Fair trade regulator CCI's penalty comes at a time when the miner is facing flak for shortfall in production that is adversely impacting power generation.
A source privy to the development said "CIL (Coal India Ltd) may soon take up the issue to its board and discuss the fallout of the order of the Competition Commission. The board is expected to discuss the development in detail."
The Competition Commission of India (CCI) earlier this week had slapped a fine of Rs 1,773 crore on the company, the first major penalty on a state-owned company by the fair trade watchdog, for abusing its dominant position in fuel supplies.
Reacting to the development, Coal India had said that it would initiate "appropriate legal action".
"The Company is seized of the matter and appropriate legal action shall be initiated after the receipt of the copy of the order by post," Coal India (CIL) said in a filing to the BSE.
The CCI, in its order on December 9, said that CIL is operating independently of market forces and enjoys an undisputed dominance in the country for production and supply of non-coking coal.
Touching upon a host of issues related to coal supplies, including sampling and testing procedures, the regulator also ordered the world's largest coal miner to modify the fuel supply agreements (FSAs) after consulting stakeholders.
The fair trade regulator has also directed the company to cease and desist from anti-competitive practices.
The order came on complaints filed by Maharashtra State Power Generation Company and Gujarat State Electricity Corp against Coal India and three subsidiaries -- Mahanadi Coalfields, Western Coalfields and South Eastern Coalfields.

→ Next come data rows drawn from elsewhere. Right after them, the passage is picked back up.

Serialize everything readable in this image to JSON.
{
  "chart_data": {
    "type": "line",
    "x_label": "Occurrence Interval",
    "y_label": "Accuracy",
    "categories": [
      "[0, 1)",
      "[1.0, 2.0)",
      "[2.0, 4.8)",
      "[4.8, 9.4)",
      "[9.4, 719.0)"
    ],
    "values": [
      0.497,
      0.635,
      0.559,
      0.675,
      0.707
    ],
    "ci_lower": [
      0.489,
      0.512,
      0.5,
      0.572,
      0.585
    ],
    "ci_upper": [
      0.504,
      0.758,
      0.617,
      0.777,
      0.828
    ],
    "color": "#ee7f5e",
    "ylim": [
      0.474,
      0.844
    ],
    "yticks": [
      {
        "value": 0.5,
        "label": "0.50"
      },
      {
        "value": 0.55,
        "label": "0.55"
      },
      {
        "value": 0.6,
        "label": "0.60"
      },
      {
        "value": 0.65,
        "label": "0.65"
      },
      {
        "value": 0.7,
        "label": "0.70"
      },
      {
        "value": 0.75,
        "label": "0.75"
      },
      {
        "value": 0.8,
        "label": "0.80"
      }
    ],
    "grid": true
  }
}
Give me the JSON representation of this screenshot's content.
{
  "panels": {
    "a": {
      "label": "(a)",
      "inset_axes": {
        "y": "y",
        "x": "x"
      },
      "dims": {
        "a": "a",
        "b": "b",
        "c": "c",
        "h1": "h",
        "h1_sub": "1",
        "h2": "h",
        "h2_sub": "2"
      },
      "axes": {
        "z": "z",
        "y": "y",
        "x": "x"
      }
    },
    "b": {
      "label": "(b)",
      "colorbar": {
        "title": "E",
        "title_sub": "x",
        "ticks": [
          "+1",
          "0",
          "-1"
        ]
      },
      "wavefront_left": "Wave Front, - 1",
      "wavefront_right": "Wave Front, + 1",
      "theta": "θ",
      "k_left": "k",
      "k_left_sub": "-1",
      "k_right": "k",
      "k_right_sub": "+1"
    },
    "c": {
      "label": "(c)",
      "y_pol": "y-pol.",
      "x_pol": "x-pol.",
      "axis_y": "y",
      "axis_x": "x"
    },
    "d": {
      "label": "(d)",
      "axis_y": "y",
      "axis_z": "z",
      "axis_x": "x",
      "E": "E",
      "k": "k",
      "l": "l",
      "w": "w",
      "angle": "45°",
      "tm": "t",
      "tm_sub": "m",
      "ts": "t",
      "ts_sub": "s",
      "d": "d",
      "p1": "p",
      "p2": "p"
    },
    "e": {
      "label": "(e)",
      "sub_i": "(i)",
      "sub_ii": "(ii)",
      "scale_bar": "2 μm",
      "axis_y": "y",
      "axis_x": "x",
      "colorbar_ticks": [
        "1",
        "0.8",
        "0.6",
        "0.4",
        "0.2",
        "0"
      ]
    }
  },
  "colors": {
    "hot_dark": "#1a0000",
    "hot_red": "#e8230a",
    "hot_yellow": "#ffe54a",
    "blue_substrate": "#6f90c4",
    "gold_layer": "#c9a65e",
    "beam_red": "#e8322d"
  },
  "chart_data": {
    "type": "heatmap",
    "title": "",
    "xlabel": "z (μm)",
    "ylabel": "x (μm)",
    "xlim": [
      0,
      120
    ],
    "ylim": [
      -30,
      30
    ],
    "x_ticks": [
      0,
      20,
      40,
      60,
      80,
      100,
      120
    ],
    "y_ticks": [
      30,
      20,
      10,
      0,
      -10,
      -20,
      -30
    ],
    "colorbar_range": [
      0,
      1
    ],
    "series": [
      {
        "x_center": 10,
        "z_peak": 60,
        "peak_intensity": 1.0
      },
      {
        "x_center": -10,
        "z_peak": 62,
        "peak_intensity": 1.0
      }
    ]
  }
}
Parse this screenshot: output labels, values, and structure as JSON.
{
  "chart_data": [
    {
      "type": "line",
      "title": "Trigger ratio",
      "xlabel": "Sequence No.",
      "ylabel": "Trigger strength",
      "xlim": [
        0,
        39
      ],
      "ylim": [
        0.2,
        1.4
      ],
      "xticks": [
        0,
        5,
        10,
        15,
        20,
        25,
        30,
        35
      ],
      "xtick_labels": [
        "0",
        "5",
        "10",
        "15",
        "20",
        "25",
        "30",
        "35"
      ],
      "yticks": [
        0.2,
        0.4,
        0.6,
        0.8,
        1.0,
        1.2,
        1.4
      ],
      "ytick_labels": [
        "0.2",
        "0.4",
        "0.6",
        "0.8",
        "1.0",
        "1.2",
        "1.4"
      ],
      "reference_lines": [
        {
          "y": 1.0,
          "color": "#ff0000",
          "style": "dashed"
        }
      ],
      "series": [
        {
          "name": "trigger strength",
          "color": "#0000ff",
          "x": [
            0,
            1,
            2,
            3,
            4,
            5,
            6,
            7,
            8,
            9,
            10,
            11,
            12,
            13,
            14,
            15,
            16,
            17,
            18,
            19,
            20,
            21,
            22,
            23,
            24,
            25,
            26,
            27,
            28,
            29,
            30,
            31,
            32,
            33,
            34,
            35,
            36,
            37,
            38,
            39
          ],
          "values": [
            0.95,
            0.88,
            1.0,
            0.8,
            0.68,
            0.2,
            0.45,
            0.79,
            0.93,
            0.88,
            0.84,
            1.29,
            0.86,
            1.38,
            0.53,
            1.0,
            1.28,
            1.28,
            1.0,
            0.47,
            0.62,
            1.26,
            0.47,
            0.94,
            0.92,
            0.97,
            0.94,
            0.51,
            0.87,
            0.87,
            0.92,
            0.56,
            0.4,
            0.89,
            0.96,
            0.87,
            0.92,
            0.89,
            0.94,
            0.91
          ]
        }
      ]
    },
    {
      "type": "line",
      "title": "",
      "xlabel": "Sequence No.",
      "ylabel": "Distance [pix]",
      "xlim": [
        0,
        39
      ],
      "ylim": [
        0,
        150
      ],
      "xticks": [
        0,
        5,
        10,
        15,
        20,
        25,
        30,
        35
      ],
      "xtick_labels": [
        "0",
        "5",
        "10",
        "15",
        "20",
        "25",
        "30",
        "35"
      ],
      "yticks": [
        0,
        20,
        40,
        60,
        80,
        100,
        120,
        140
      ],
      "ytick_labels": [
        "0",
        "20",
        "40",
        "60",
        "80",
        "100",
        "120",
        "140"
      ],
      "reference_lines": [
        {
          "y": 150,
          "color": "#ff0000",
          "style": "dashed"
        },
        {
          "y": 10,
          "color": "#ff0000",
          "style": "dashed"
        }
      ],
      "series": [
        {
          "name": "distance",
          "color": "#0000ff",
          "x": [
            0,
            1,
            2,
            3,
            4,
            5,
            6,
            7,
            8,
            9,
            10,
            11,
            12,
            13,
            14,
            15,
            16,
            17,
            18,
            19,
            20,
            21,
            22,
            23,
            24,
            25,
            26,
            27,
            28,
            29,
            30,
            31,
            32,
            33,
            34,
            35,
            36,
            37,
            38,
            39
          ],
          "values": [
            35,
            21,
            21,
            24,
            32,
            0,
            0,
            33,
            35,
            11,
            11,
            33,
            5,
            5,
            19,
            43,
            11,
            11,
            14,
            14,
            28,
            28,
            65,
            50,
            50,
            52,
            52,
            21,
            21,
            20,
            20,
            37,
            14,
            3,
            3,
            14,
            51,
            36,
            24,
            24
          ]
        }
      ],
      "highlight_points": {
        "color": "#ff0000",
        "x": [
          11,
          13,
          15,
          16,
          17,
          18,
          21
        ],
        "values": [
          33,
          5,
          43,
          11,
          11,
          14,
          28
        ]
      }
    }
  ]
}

The quantum of penalty -- Rs 1,773.05 crore -- is equal to three per cent of the PSU's average turnover for the last three years.
The ruling assumes significance since in recent times, Coal India has drawn flak for fuel shortages that have been hurting the country's power generation.
According to the CCI order, Coal India abused its dominance and did not try to evolve/draft/finalise terms and conditions of FSAs through a mutual bilateral process.
The Commission said that Coal India was "imposing unfair/discriminatory conditions in FSAs with power producers" that violate fair trade norms.
Besides, the CCI has directed Coal India to ensure parity between old and new power producers as well as between private and public sector power producers, "as far as practicable".